Ma non solo porti. Il progetto parla anche di autostrade, linee ferroviarie ad alta velocità, reti elettriche.

Negli accordi è previsto un ruolo centrale anche per l’Egitto, che diventerà uno dei protagonisti della Nuova Via della Seta.

Accanto a la Nuova via della Seta si affianca un’altra strategia, quella del “Filo di Perle”. Protagonisti in questo caso il mare e la regione dell’Oceano Indiano. L’isola cinese di Hainan sarebbe il punto di partenza di una via marittima che collegherebbe la Cina in Medioriente con il Pakistan e a Gibuti nel Corno d’Africa.

Questa strategia, avviata dalla Cina nel 2005, comporta l’investimento in infrastrutture civili come porti, oleodotti, strade, gasdotti all’interno di Paesi alleati che garantirebbero quindi sicurezza e basi alleate all’interno dell’Oceano Indiano.

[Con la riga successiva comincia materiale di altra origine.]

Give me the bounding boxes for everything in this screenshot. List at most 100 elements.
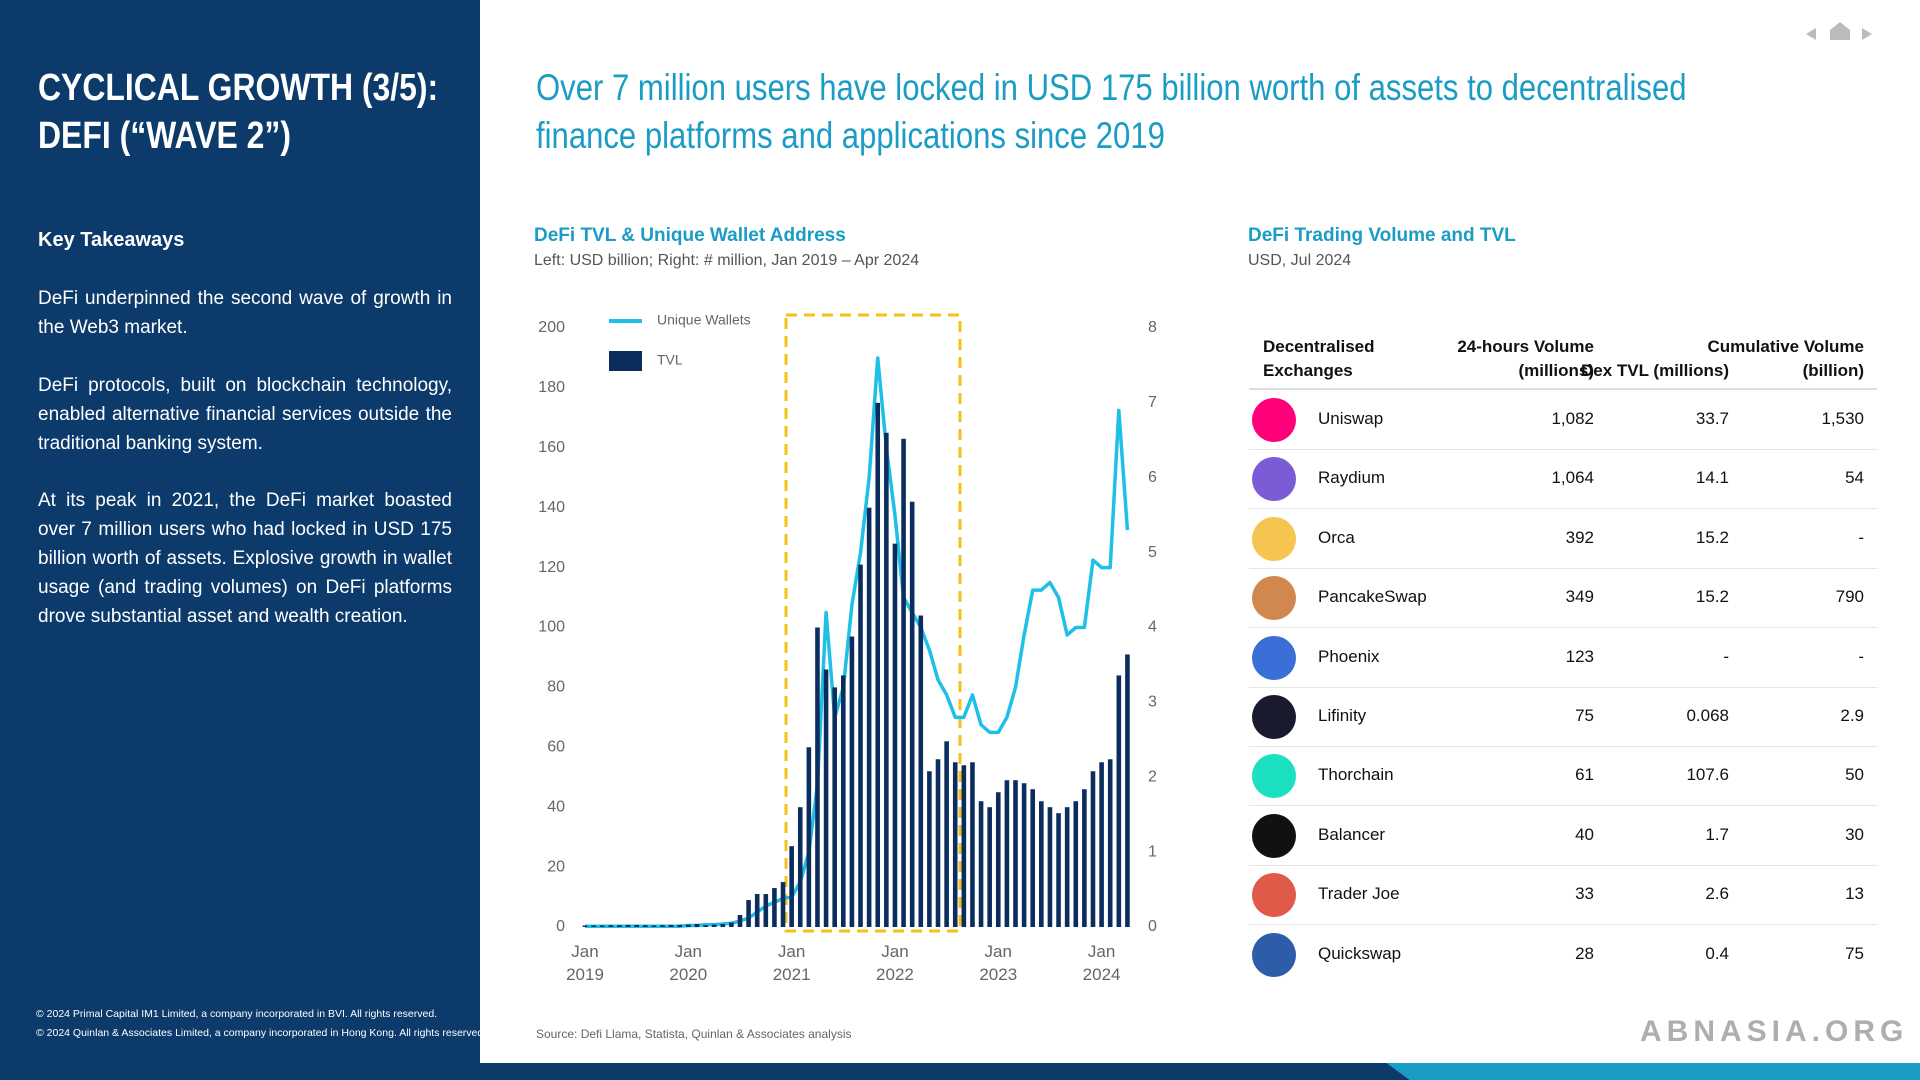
bar <box>772 888 777 927</box>
y-tick-label: 80 <box>547 679 565 696</box>
x-tick-label: Jan 2020 <box>669 942 708 984</box>
y-tick-label: 60 <box>547 739 565 756</box>
slide-title: CYCLICAL GROWTH (3/5): DEFI (“WAVE 2”) <box>38 67 439 157</box>
line <box>585 356 1130 929</box>
bar <box>1064 807 1070 927</box>
cell: 1,530 <box>1821 409 1864 428</box>
bar <box>797 807 803 927</box>
cell: 2.9 <box>1840 706 1864 725</box>
nav-prev[interactable] <box>1806 28 1816 40</box>
bar <box>1125 654 1130 927</box>
bar <box>1013 780 1018 927</box>
cell: 15.2 <box>1695 587 1729 607</box>
bar <box>815 627 820 927</box>
table-title: DeFi Trading Volume and TVL <box>1248 225 1516 246</box>
cell: 75 <box>1845 943 1864 963</box>
sidebar <box>0 0 480 1080</box>
row-rule <box>1249 924 1877 926</box>
cell: Lifinity <box>1318 706 1367 725</box>
bar <box>952 762 958 927</box>
bar <box>841 675 846 927</box>
cell: 1,082 <box>1551 409 1594 428</box>
cell: Balancer <box>1318 824 1386 844</box>
bar <box>1030 789 1036 927</box>
y-tick-label: 120 <box>538 559 565 576</box>
x-tick-label: Jan 2021 <box>772 942 811 984</box>
bar <box>961 765 967 927</box>
bar <box>1004 780 1010 927</box>
cell: Quickswap <box>1318 943 1402 963</box>
bar <box>599 925 605 927</box>
cell: Orca <box>1318 527 1355 547</box>
bar <box>582 925 588 927</box>
bar <box>1073 801 1079 927</box>
cell: 50 <box>1845 765 1864 785</box>
bar <box>909 501 915 927</box>
column-header: Cumulative Volume (billion) <box>1707 337 1865 380</box>
y2-tick-label: 7 <box>1148 394 1157 411</box>
paragraph: DeFi underpinned the second wave of grow… <box>38 288 452 338</box>
y-tick-label: 0 <box>556 918 565 935</box>
bar <box>1090 771 1096 927</box>
bar <box>1047 807 1053 927</box>
cell: 75 <box>1575 706 1594 725</box>
bar <box>694 924 700 927</box>
bottom-accent <box>1386 1063 1920 1080</box>
cell: 61 <box>1575 765 1594 785</box>
bar <box>668 924 674 927</box>
legend-swatch <box>609 351 642 371</box>
cell: 107.6 <box>1686 765 1729 785</box>
y2-tick-label: 0 <box>1148 918 1157 935</box>
bar <box>875 402 881 927</box>
bar <box>634 924 639 927</box>
cell: 54 <box>1845 468 1864 488</box>
bar <box>711 924 717 927</box>
row-icon <box>1252 813 1296 858</box>
bar <box>849 636 855 927</box>
cell: 349 <box>1565 587 1594 607</box>
bar <box>995 792 1001 927</box>
cell: 0.4 <box>1705 943 1729 963</box>
bar <box>935 759 941 927</box>
cell: 123 <box>1565 646 1594 666</box>
legend-label: TVL <box>657 352 683 368</box>
bar <box>617 925 622 927</box>
cell: 2.6 <box>1705 884 1729 904</box>
bar <box>987 807 992 927</box>
row-rule <box>1249 627 1877 629</box>
source-note: Source: Defi Llama, Statista, Quinlan & … <box>536 1027 852 1041</box>
bar <box>608 925 614 927</box>
column-header: Decentralised Exchanges <box>1263 337 1375 380</box>
bar <box>737 915 743 927</box>
cell: 15.2 <box>1695 527 1729 547</box>
cell: Raydium <box>1318 468 1386 488</box>
cell: 1,064 <box>1551 468 1594 488</box>
bar <box>729 922 734 927</box>
bar <box>754 894 760 927</box>
row-rule <box>1249 746 1877 747</box>
bar <box>884 432 889 927</box>
headline: Over 7 million users have locked in USD … <box>536 67 1687 156</box>
cell: 14.1 <box>1695 468 1729 488</box>
bar <box>866 507 872 927</box>
nav-home[interactable] <box>1830 22 1850 40</box>
cell: 40 <box>1575 824 1594 844</box>
row-rule <box>1249 449 1877 450</box>
row-icon <box>1252 695 1296 739</box>
bar <box>944 741 949 927</box>
y2-tick-label: 6 <box>1148 469 1157 486</box>
bar <box>823 669 829 927</box>
footnote: © 2024 Primal Capital IM1 Limited, a com… <box>36 1008 438 1020</box>
bar <box>832 687 837 927</box>
cell: - <box>1858 527 1864 547</box>
bar <box>1039 801 1044 927</box>
cell: 13 <box>1845 884 1864 904</box>
nav-next[interactable] <box>1862 28 1872 40</box>
cell: Thorchain <box>1318 765 1394 785</box>
bar <box>651 925 657 927</box>
row-rule <box>1249 864 1877 866</box>
cell: PancakeSwap <box>1318 587 1427 607</box>
bar <box>720 924 726 927</box>
x-tick-label: Jan 2019 <box>566 942 604 984</box>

Intorno al nodo cruciale della sicurezza e del fattore commerciale ruota infatti tutta la strategia.

Le basi alleate consentono infatti alle navi cinesi di avere una passaggio facile e veloce attraverso tre degli stretti più ricchi e pericolosi del mondo: stretto di Bab al Mandeb (tra Yemen e Gibuti), stretto di Aden (tra Iran e Oman) e stretto di Malacca (tra Indonesia e Malesia).